Demystifying Data Types in R: A Beginner’s Guide with Code Examples


Steven P. Sanderson II, MPH


February 22, 2024


Ever wondered what kind of information your data holds in R? Knowing the data type is crucial for performing the right analysis and avoiding errors. This post will equip you with the skills to check data types in R, making your coding journey smoother and more efficient.

Unveiling the Data Within: Common Data Types in R

Imagine your data as a diverse collection of individuals. Some might be numbers (like age or weight), while others might be text (like names or addresses). These different categories are called data types, and R recognizes several key ones:

  • Numeric: Numbers, including integers (whole numbers) and decimals.
  • Character: Text strings, like words or sentences.
  • Logical: True or False values.
  • Factor: Categorical data with defined levels (e.g., colors: red, green, blue).

Unveiling the Secrets: Checking Data Types with Ease

Now, let’s equip ourselves with the tools to identify these data types in our R projects. Here are two powerful functions:

  • class(): This function provides a general overview of the data type, like “numeric” or “character.”
  • typeof(): This function delves deeper, revealing more specific details within the data type (e.g., “double” for decimals within “numeric”).

Putting Knowledge into Action: Code Examples

Ready to see these functions in action? Let’s explore some examples:

Example 1: Checking the type of a single variable:

# Create a variable with different data types
age <- 25
name <- "Alice"
is_employed <- TRUE

# Check the data types using class()
class(age)  # Output: "numeric"
[1] "numeric"
class(name) # Output: "character"
[1] "character"
class(is_employed) # Output: "logical"
[1] "logical"
# Check for even more details using typeof()
typeof(age)  # Output: "double"
[1] "double"
typeof(name) # Output: "character"
[1] "character"
typeof(is_employed) # Output: "logical"
[1] "logical"

Example 2: Examining data types within a data frame:*

# Create a sample data frame
data <- data.frame(
  ID = 1:5,
  Name = c("Bob", "Charlie", "David", "Emily", "Fiona"),
  Age = c(28, 32, 41, 25, 37)

# Peek into the data frame's structure using str()
'data.frame':   5 obs. of  3 variables:
 $ ID  : int  1 2 3 4 5
 $ Name: chr  "Bob" "Charlie" "David" "Emily" ...
 $ Age : num  28 32 41 25 37

The str() function displays a detailed summary of the data frame, including the names and data types of each column.

Time to Practice!

Now it’s your turn to explore! Try creating your own variables and data frames with different data types.
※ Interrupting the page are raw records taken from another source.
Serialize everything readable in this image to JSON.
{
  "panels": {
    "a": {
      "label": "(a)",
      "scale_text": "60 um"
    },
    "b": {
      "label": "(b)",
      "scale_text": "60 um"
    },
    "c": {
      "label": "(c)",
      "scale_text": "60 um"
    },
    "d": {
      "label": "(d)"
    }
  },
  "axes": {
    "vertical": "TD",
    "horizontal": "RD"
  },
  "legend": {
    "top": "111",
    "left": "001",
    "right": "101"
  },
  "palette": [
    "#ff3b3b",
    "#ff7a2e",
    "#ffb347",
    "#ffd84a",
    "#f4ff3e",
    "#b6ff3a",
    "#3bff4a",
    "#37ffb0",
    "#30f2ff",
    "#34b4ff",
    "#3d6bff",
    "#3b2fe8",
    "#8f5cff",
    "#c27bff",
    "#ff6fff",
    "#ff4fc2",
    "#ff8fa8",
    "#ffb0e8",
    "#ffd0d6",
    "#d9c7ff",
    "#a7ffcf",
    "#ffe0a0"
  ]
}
Use class() and typeof() to unveil their hidden identities. Remember, practice makes perfect, and the more you experiment, the more comfortable you’ll become with data types in R.

Bonus Challenge: Can you think of situations where knowing the data type is crucial for your analysis? Share your thoughts in the comments below!

By understanding and effectively checking data types, you’ll be well on your way to mastering data manipulation and analysis in R. So, keep exploring, keep coding, and keep demystifying your data!